On Mon, Mar 12, 2012 at 08:20:08PM +0000, Robin H. Johnson wrote:
> On Mon, Mar 12, 2012 at 10:07:48PM +0200, Samuli Suominen wrote:
> > ssmtp has been quiet project for quite a while, where as msmtp is 
> > maintained one.
> > 
> > sure, ssmtp might be just mature, but msmtp is equally small and has 
> > more features.
> > 
> > any thoughts?
> +1 to getting rid of ssmtp. But I'm not sure that msmtp is the best
> replacement.
> 
> One of the greatest things that bugs me about ssmtp is that if the
> mailserver is not available, it hangs for a while, and then it loses the
> email. 
> 
> Where I need a simple mail relay, I've gone with nullmailer instead,
> because it supports the features, and it explicitly has a lightweight
> daemon mode that queues mail to send.
At isolated places where i don't integrate my host into an existing mail
setup, i use esmtp because it allows me to do local delivery of system
mails (cron or similar jobs) by using a very simple setup:

~ $ cat /etc/esmtprc 
mda="/usr/bin/procmail -d %T"

That's about the only config i need for this.
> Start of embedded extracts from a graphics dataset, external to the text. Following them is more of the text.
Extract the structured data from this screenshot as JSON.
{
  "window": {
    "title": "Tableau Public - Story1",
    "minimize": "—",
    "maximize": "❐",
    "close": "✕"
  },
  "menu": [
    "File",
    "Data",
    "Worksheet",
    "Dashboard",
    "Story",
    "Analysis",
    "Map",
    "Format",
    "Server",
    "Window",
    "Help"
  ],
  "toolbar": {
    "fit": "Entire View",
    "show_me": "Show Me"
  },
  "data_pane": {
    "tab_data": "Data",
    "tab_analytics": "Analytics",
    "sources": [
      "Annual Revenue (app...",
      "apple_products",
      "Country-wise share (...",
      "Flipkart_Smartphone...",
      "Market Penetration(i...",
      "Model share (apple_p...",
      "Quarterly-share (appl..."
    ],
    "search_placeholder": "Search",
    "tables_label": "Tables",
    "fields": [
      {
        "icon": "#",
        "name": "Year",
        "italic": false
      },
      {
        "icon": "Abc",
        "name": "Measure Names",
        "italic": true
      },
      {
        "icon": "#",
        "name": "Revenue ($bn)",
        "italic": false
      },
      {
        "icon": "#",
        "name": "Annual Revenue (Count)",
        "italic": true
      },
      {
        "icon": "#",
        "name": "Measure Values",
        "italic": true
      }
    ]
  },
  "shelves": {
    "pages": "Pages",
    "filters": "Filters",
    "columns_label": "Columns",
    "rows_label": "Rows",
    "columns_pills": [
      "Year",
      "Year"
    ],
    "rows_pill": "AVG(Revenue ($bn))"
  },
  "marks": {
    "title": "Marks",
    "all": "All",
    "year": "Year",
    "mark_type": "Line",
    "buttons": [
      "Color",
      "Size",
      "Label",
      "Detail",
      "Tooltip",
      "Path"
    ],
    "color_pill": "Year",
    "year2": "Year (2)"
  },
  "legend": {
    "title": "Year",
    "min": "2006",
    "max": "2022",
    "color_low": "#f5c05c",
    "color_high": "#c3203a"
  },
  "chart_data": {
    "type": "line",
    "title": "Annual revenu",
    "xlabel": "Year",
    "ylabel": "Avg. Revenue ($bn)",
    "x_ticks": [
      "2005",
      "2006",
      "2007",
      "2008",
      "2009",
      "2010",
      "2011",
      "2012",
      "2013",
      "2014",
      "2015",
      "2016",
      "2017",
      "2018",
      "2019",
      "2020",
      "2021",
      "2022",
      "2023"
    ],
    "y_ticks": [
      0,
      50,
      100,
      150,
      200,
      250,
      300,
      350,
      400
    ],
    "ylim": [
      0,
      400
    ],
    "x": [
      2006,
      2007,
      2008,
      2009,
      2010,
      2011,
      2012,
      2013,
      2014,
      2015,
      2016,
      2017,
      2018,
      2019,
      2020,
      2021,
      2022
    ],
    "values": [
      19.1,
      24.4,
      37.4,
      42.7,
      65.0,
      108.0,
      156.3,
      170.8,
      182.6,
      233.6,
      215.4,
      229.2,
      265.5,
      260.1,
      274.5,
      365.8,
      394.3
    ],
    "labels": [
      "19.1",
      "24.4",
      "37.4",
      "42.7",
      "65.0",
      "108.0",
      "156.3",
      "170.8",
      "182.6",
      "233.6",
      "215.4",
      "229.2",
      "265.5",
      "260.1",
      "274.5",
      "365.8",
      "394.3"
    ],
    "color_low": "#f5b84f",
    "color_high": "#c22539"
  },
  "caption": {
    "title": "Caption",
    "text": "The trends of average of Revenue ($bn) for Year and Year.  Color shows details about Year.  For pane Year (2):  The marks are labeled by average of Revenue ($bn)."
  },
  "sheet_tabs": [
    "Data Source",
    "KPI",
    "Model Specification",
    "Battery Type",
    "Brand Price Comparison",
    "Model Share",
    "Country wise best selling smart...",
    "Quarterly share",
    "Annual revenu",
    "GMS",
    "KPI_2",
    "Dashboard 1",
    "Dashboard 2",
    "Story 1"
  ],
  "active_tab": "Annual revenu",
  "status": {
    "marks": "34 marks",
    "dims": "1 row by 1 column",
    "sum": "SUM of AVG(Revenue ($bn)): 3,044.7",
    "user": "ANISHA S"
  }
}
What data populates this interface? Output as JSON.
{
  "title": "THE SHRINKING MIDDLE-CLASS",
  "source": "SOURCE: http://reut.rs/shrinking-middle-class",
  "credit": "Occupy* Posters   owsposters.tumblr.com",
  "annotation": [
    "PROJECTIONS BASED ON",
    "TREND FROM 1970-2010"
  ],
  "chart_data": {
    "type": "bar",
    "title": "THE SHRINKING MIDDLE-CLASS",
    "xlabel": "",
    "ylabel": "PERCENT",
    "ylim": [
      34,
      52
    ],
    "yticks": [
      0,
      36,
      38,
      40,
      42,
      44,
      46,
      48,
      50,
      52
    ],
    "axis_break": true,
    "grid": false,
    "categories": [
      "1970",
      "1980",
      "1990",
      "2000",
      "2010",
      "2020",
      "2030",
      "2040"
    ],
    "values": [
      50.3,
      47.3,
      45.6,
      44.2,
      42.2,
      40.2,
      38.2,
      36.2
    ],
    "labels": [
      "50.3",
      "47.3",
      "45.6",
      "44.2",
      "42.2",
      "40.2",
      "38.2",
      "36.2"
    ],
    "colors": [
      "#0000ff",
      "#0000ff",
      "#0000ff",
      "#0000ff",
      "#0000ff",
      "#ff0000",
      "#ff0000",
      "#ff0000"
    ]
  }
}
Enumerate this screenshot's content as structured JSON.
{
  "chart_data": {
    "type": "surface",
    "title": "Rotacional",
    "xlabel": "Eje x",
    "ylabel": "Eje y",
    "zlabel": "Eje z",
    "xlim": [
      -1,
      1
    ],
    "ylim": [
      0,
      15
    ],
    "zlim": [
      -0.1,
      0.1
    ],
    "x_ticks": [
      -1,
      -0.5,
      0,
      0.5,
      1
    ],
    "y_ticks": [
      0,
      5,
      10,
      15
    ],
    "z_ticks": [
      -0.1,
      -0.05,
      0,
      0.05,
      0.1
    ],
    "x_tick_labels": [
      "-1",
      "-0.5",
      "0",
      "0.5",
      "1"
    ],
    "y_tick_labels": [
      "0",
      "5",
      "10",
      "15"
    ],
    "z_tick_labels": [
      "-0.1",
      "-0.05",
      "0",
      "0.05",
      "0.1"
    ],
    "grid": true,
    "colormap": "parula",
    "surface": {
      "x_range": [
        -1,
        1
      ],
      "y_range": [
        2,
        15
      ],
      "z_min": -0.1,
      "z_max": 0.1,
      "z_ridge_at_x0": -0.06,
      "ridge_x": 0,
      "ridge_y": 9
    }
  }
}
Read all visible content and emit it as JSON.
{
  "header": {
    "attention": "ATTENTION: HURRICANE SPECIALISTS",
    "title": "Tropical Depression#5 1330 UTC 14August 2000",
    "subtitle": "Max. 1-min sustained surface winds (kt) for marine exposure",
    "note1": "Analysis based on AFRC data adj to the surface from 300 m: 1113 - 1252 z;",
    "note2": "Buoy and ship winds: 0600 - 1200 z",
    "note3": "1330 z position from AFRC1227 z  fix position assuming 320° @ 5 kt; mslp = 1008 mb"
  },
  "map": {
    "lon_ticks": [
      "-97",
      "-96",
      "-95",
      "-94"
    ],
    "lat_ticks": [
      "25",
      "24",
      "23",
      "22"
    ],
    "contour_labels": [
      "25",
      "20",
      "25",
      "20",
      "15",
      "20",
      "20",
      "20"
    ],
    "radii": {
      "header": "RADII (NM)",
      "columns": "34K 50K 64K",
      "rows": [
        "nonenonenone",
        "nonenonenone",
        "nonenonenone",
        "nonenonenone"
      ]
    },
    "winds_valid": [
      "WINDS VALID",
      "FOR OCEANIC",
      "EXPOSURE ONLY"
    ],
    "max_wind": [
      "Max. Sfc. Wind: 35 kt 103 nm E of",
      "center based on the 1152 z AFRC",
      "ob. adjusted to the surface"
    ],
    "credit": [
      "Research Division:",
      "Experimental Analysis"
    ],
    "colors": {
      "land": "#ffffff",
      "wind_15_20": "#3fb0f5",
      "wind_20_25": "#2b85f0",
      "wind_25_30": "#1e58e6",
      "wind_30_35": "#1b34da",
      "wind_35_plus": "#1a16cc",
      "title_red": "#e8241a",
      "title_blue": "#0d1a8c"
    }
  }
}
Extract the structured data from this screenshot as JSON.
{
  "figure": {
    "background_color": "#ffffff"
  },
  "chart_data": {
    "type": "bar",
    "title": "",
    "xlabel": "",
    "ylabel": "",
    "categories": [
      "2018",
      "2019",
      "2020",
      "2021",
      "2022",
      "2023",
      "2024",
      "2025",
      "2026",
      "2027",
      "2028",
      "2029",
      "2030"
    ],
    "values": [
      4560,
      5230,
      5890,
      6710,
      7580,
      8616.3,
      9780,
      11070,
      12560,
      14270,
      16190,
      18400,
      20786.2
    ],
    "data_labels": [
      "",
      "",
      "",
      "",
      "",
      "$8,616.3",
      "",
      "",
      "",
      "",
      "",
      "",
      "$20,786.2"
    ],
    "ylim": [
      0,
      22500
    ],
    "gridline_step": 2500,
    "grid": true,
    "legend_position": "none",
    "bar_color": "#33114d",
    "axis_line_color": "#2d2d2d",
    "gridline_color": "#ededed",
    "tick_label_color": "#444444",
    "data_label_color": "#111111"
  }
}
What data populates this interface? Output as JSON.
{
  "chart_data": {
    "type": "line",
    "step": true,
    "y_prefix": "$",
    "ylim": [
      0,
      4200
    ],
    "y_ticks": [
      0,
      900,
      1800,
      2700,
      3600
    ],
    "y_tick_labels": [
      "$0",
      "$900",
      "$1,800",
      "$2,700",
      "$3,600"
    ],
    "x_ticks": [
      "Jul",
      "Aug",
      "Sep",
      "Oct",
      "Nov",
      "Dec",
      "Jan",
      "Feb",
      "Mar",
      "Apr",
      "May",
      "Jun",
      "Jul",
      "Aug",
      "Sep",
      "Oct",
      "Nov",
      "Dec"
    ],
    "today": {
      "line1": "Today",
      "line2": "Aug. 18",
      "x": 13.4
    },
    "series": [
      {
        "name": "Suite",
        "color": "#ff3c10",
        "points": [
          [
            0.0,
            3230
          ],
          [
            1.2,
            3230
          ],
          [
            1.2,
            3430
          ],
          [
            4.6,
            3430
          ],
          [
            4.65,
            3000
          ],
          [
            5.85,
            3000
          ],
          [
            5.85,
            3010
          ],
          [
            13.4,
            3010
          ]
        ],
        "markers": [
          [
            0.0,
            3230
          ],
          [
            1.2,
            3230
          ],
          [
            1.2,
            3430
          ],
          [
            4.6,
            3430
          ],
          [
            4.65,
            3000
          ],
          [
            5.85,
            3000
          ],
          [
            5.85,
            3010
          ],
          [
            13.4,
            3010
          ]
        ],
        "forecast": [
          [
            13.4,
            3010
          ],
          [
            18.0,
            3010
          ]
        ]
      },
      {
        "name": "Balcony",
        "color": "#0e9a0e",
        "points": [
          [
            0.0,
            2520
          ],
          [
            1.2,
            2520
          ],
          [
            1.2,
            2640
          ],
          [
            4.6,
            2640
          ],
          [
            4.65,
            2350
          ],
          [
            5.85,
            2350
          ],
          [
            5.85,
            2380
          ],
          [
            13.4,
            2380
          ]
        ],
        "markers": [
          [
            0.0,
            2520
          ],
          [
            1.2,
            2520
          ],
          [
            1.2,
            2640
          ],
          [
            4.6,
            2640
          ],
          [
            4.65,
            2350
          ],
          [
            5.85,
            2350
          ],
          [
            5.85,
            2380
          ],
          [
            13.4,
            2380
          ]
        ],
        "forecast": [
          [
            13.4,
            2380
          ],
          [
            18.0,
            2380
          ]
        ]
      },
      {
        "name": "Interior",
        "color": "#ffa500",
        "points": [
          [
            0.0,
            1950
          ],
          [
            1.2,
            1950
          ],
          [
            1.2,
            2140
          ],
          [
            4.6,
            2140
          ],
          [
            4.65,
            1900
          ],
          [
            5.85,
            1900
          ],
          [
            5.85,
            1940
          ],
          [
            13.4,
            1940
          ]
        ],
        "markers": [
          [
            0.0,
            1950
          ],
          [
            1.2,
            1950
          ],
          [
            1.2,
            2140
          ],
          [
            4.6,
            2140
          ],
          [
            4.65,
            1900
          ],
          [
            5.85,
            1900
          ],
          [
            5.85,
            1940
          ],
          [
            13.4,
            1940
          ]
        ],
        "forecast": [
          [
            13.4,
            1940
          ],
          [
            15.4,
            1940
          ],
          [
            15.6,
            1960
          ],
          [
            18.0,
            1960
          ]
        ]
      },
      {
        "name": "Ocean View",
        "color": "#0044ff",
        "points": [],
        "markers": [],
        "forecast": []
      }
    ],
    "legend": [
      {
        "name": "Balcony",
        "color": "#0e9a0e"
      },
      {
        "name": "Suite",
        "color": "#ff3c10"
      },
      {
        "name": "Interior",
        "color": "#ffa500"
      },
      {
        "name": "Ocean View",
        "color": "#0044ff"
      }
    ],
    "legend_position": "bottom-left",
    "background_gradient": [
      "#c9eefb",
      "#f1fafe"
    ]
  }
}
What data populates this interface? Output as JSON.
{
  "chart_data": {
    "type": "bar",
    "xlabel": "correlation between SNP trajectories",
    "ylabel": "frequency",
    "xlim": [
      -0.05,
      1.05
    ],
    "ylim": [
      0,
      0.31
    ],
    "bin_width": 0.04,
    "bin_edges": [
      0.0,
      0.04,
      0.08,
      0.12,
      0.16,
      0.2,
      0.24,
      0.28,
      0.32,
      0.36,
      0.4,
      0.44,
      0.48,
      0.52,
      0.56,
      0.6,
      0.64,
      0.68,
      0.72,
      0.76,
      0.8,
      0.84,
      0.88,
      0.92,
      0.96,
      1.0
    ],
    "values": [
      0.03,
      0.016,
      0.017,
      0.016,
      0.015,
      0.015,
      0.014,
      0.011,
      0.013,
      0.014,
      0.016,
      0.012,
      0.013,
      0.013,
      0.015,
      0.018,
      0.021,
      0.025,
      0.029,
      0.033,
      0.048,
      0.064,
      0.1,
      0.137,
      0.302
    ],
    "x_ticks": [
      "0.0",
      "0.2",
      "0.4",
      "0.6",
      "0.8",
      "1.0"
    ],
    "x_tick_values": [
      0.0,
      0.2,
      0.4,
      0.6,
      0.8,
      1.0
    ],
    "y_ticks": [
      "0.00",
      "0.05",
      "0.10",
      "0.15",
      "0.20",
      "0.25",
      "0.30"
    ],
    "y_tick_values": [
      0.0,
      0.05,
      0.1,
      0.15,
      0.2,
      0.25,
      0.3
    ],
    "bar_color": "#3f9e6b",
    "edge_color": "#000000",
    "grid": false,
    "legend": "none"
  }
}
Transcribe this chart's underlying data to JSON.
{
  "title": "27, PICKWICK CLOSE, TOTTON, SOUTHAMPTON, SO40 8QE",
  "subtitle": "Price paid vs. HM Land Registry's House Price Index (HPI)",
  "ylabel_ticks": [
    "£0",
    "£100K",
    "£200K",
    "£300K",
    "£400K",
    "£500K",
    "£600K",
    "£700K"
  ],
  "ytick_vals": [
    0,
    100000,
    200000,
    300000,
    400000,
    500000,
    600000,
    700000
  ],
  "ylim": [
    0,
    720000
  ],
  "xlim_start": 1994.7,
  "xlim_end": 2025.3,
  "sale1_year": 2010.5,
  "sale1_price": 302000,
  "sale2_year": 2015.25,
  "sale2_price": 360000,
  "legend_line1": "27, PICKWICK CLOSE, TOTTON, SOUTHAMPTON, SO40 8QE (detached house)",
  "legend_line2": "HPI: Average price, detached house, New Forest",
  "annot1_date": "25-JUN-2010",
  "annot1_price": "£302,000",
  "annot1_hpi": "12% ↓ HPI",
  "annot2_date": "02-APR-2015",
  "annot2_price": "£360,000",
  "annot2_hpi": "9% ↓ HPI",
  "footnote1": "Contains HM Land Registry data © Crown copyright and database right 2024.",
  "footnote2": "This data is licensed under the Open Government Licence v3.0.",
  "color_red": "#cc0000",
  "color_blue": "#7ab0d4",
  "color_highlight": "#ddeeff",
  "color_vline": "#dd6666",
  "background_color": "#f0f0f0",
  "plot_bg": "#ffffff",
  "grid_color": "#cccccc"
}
Ok, it's not perfect
because it requires procmail (no setup task required though) and cannot
write the files directly.

I think as an initial setup, something that just does local delivery
for system mails out of the box is better than something that doesn't
work unless you start configuring smart relay hosts etc. You can still
do this if you integrate yourself into an existing mail setup.